A 64-year-old woman was admitted because of progressive exertional dyspnea for 4 years and recurrent syncope for 2 days. A diagnosis of sinus node syndrome (SSS) was confirmed based on sinus arrest with atrioventricular junctional escape rhythm on electrocardiogram (Fig. 1A). Further cardiac and neurological examinations revealed a mass on right atrium (RA) and pericardial effusion on echocardiography (Fig. 1B), and a right retro-orbital lesion with normal T1-hypointense enhancement but short T2hypointense enhancement (Fig. 1C) on cerebral magnetic resonance imaging (MRI), indicating Erdheim-Chester disease (ECD). Ancillary imaging examinations further demonstrated typical features of ECD, including the irregular mass on the RA and a right atrio-ventricular groove with relatively shorter T1 and longer T2 relaxation times (Fig. 1D) on cardiac MRI, a ‘coated aorta’ and a ‘hairy kidney’ (Fig. 1E) on computed tomography, and symmetrical increased uptake of radiotracer in the skull and long bones of the extremities (Fig. 1F) on bone scintigraphy. ECD was finally confirmed by myocardial mass biopsy with typical histological and immunohistochemistry findings of CD68(+), CD1a(−), S100(−) (Fig. 1G and 1H) with negative BRAF^V600E mutation. A single chamber ventricular pacemaker was implanted for SSS treatment, and 3 million units of interferonalpha was administered twice a week for ECD treatment. The patient was pacemaker-dependent at the 2-month follow-up (Fig. 1I), but displayed a restored intrinsic sinus rhythm after 4 months of interferon-alpha treatment (Fig. 1J).

Figure 1

Common features of Erdheim-Chester disease. (A) Sinus arrest with P-P intervals of 4240 ms (white arrows) and atrioventricular junctional escape beat (black arrows) on electrocardiogram. (B) The right atrium (RA) mass (arrowhead) and pericardial effusion (asterisk) on echocardiography. (C) Right retro-orbital abnormal tissue with T2-hypointense enhancement (arrowhead) on cerebral magnetic resonance imaging (MRI). (D) Irregular masses on the RA and right atrio-ventricular groove with T1-hypointense enhancement (arrowhead) on cardiac MRI. (E) ‘Hairy kidney’ (arrows) and ‘coated aorta’ (arrowhead) upon enhanced computed tomography. (F) Symmetric long-bone hypermetabolism on bone scintigraphy. (G) CD68 (+) and (H) S100 (−) histiocytes on a biopsied specimen of the RA mass. (I) Pacing rhythm with wide and bizarre Q wave, R wave, and S wave (QRS) complex of 50 beats per minutes (pacemaker spikes are marked using black arrows) at 2-month follow-up on electrocardiogram (EKG). (J) Sinus rhythm with 82 beats per minutes on EKG after 4 months of interferon-alpha treatment.

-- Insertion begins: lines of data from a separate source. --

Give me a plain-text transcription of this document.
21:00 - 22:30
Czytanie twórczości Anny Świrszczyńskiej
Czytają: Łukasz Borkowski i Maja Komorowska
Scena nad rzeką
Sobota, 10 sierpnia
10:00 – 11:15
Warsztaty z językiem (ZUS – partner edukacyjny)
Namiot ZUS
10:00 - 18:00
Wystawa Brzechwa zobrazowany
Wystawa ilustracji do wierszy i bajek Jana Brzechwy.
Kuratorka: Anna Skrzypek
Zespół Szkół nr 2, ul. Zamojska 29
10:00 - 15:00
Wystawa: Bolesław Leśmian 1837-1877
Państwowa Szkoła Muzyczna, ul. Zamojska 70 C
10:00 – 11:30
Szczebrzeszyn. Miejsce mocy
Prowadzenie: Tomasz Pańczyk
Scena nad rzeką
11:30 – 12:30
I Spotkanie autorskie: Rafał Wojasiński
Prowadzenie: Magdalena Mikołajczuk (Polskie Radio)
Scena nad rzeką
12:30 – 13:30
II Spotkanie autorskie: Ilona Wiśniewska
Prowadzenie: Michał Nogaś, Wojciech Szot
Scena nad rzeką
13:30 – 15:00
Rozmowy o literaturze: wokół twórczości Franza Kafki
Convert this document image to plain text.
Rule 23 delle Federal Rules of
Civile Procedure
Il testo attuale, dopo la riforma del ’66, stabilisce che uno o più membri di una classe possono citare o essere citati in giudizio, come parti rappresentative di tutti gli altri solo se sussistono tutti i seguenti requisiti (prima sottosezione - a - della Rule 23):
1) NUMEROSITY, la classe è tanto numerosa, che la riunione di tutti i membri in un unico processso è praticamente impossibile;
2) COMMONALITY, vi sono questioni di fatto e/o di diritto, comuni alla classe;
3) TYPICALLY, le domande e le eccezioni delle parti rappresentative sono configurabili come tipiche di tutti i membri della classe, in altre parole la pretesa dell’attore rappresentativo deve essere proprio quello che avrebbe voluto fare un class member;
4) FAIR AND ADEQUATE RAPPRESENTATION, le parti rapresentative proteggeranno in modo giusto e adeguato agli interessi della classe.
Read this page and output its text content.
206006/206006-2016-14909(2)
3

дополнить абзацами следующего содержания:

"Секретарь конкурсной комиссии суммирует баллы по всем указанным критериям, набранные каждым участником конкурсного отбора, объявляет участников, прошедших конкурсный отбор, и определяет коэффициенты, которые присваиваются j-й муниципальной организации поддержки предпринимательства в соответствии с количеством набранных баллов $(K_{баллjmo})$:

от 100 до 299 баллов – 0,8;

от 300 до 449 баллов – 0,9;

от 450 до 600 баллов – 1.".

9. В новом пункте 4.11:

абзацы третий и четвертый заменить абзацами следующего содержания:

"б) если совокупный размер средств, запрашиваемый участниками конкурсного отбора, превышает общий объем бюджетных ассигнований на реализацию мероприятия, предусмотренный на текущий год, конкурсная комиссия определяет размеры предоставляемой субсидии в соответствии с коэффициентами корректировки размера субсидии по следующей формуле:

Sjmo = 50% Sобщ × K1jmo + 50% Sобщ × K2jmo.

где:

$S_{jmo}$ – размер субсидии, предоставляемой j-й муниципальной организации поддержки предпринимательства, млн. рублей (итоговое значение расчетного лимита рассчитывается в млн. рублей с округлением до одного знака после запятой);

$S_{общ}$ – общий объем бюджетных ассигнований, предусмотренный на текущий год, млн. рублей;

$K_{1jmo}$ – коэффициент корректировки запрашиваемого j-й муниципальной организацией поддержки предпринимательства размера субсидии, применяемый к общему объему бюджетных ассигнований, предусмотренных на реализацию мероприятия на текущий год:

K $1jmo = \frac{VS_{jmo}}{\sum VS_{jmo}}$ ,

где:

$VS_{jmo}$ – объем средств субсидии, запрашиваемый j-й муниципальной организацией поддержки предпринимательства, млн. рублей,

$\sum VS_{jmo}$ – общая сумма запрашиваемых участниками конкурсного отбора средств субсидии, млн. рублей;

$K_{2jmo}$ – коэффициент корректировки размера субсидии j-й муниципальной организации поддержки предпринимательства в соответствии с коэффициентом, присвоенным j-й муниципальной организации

As a non-Langerhans cells histiocytosis with multiorgan involvement, 70% of patients with ECD have abnormal heart imaging. The most common finding is RA infiltration. In a previous similar case with RA involvement and SSS, an RA lead was implanted in an area with a less thickened wall and no delayed enhancement on cardiac MRI. However, we abandoned the RA approach in consideration of not only the technical difficulties, but also the progression of infiltration that might compromise pacing function. Moreover, the patient experienced SSS remission after interferonalpha treatment, but longer follow-up was needed to observe the long-term effect.